By the third day the militiamen's blisters started. Forearms and shoulders were rubbed raw by the heavy hoplon shields. The warriors, though most were farmers or grovers and supposedly of stout seasoned limb, had in fact passed the bulk of their agricultural labor in the cool of the counting room and not out behind a plough. They were getting tired of sweating. It was hot under those helmets. By the fourth day the sunshine warriors were presenting excuses in earnest. The farm needed this, the shop needed that, the slaves were robbing them blind, the hands were screwing each other silly. Look at how straight the line advances now, on the practice field, Bruxieus would chuckle, squinting past me and the other boys. They won't step so smartly when heaven starts to rain arrows and javelins. Each man will be edging to the right to get into his rankmate's shadow.

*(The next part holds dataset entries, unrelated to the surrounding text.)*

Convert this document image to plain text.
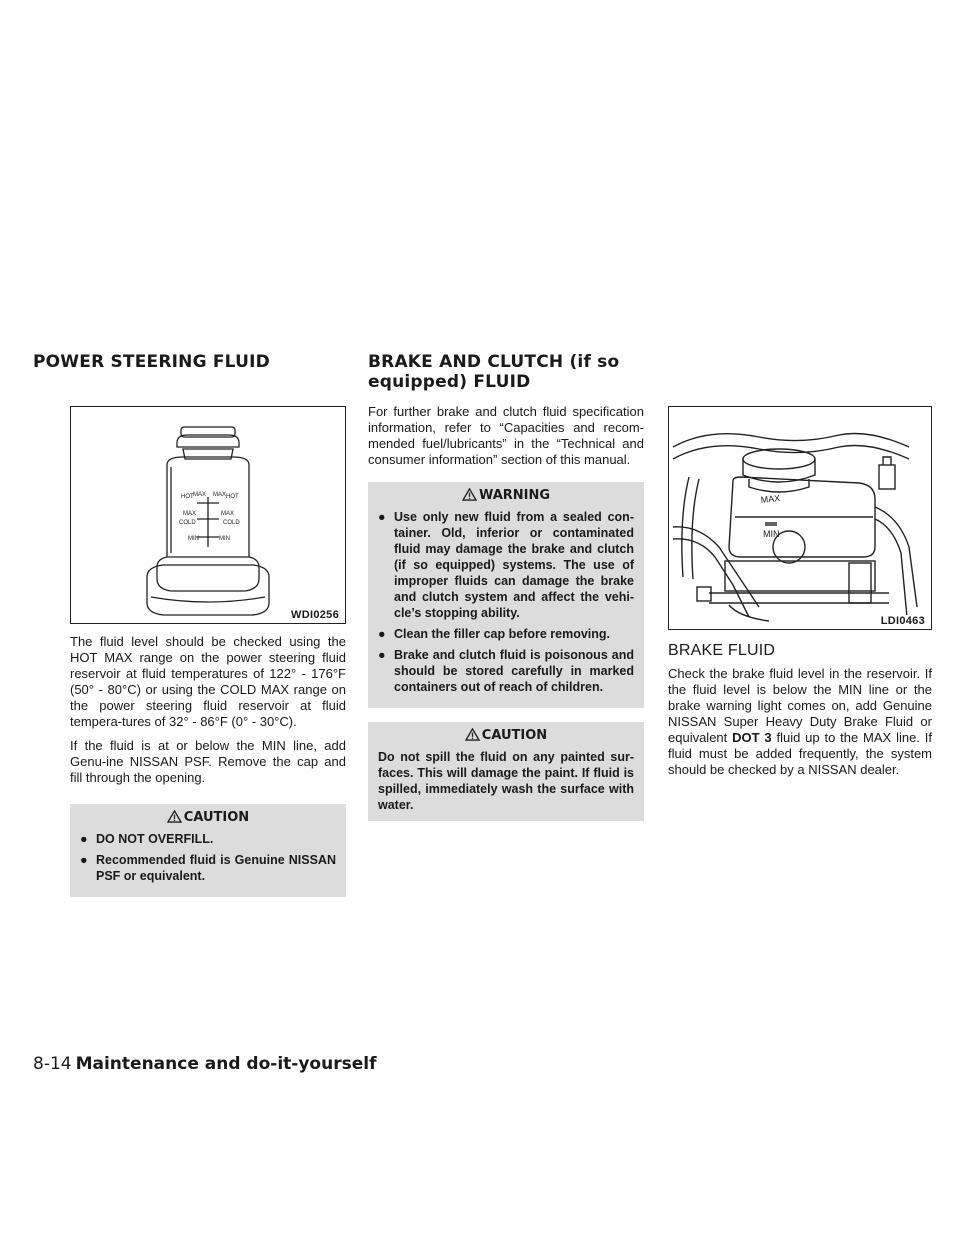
POWER STEERING FLUID	BRAKE AND CLUTCH (if so equipped) FLUID
HOT MAX MAX HOT
MAX	MAX
COLD	COLD
MIN	MIN
WDI0256

The fluid level should be checked using the HOT MAX range on the power steering fluid reservoir at fluid temperatures of 122° - 176°F (50° - 80°C) or using the COLD MAX range on the power steering fluid reservoir at fluid tempera-tures of 32° - 86°F (0° - 30°C).

If the fluid is at or below the MIN line, add Genu-ine NISSAN PSF. Remove the cap and fill through the opening.

CAUTION
● DO NOT OVERFILL.
● Recommended fluid is Genuine NISSAN PSF or equivalent.

For further brake and clutch fluid specification information, refer to “Capacities and recom-mended fuel/lubricants” in the “Technical and consumer information” section of this manual.

WARNING
● Use only new fluid from a sealed con-tainer. Old, inferior or contaminated fluid may damage the brake and clutch (if so equipped) systems. The use of improper fluids can damage the brake and clutch system and affect the vehi-cle’s stopping ability.
● Clean the filler cap before removing.
● Brake and clutch fluid is poisonous and should be stored carefully in marked containers out of reach of children.
CAUTION
Do not spill the fluid on any painted sur-faces. This will damage the paint. If fluid is spilled, immediately wash the surface with water.
MAX
MIN
LDI0463
BRAKE FLUID

Check the brake fluid level in the reservoir. If the fluid level is below the MIN line or the brake warning light comes on, add Genuine NISSAN Super Heavy Duty Brake Fluid or equivalent DOT 3 fluid up to the MAX line. If fluid must be added frequently, the system should be checked by a NISSAN dealer.

8-14 Maintenance and do-it-yourself
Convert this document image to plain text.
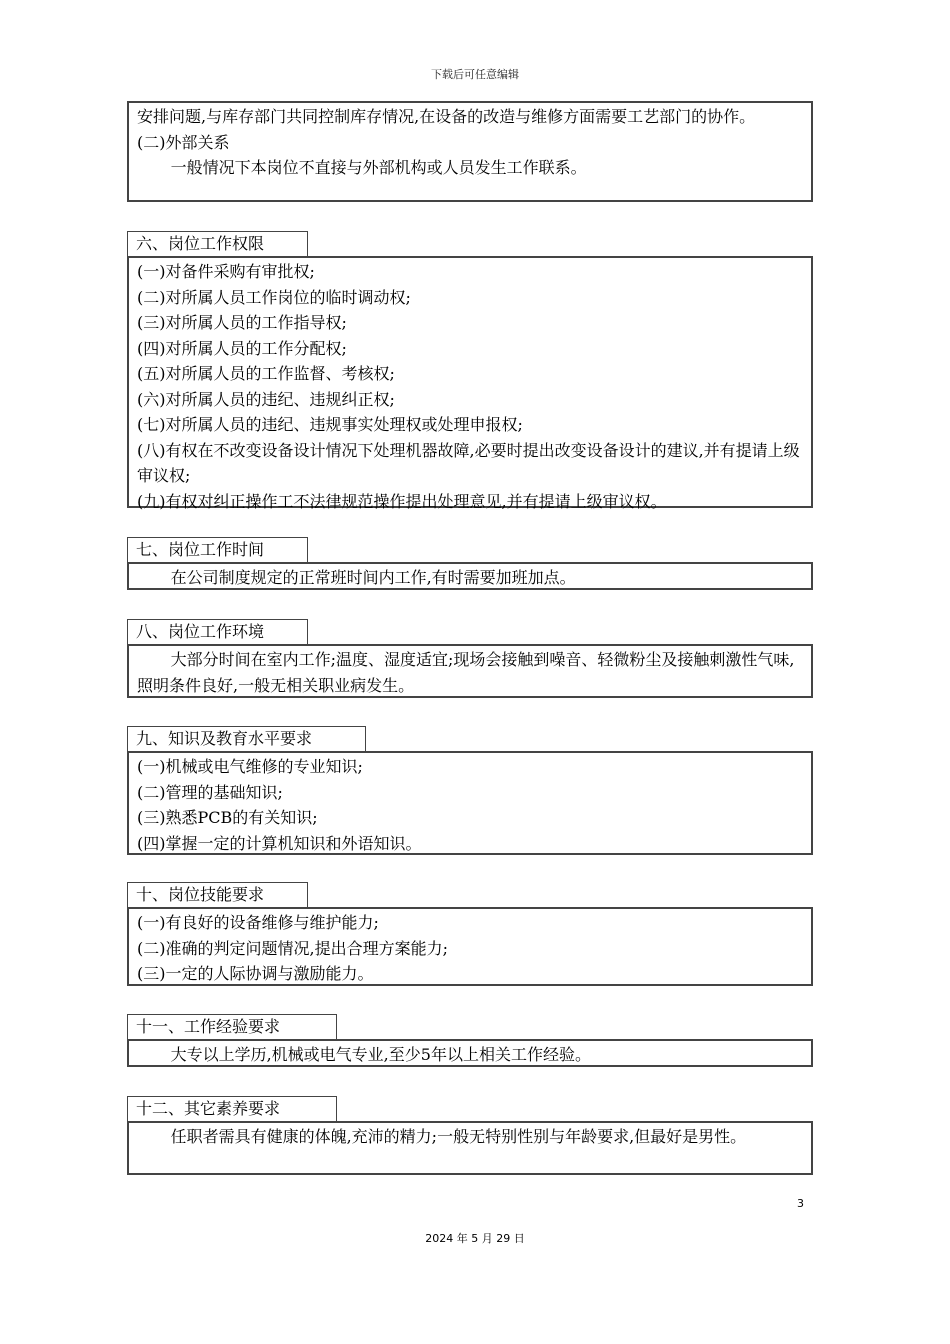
下载后可任意编辑

安排问题,与库存部门共同控制库存情况,在设备的改造与维修方面需要工艺部门的协作。

(二)外部关系

一般情况下本岗位不直接与外部机构或人员发生工作联系。

六、岗位工作权限

(一)对备件采购有审批权;

(二)对所属人员工作岗位的临时调动权;

(三)对所属人员的工作指导权;

(四)对所属人员的工作分配权;

(五)对所属人员的工作监督、考核权;

(六)对所属人员的违纪、违规纠正权;

(七)对所属人员的违纪、违规事实处理权或处理申报权;

(八)有权在不改变设备设计情况下处理机器故障,必要时提出改变设备设计的建议,并有提请上级审议权;

(九)有权对纠正操作工不法律规范操作提出处理意见,并有提请上级审议权。

七、岗位工作时间

在公司制度规定的正常班时间内工作,有时需要加班加点。

八、岗位工作环境

大部分时间在室内工作;温度、湿度适宜;现场会接触到噪音、轻微粉尘及接触刺激性气味,照明条件良好,一般无相关职业病发生。

九、知识及教育水平要求

(一)机械或电气维修的专业知识;

(二)管理的基础知识;

(三)熟悉PCB的有关知识;

(四)掌握一定的计算机知识和外语知识。

十、岗位技能要求

(一)有良好的设备维修与维护能力;

(二)准确的判定问题情况,提出合理方案能力;

(三)一定的人际协调与激励能力。

十一、工作经验要求

大专以上学历,机械或电气专业,至少5年以上相关工作经验。

十二、其它素养要求

任职者需具有健康的体魄,充沛的精力;一般无特别性别与年龄要求,但最好是男性。

3
2024 年 5 月 29 日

Meaning the shelter of the shield of the man on his right. By the time they hit the enemy line, the right wing will be overlapped half a stade and have to be chased back into place by its own cavalry!
Nonetheless our citizen army (we could put four hundred heavy-armored hoplites into the field on a full call-up), despite the potbellies and wobbly shins, had acquitted itself more than honorably, at least in my short lifetime. That same prytaniarch, Onaximandros, had two fine span of oxen, got from the Kerionians, whose countryside our forces allied with the Argives and Eleuthrians had plundered ruthlessly three years running, burning a hundred farms and killing over seventy men. My uncle Tenagros had a stout mule and a full set of armor got in those seasons. Nearly every man had some-thing.
But back to our militia's maneuvers. By the fifth day, the city fathers were thoroughly exhausted, bored and disgusted. Sacrifices to the gods redoubled, in the hope that the immortals' favor would make up for any lack of pokmike techne, skill at arms, or empeiria, experience, on the part of our forces. By now there were huge gaps in the field and we boys had descended upon the site with our own play shields and spears. That was the signal to call it a day. With much grumbling from the zealots and great relief from the main body, the call was issued for the final parade.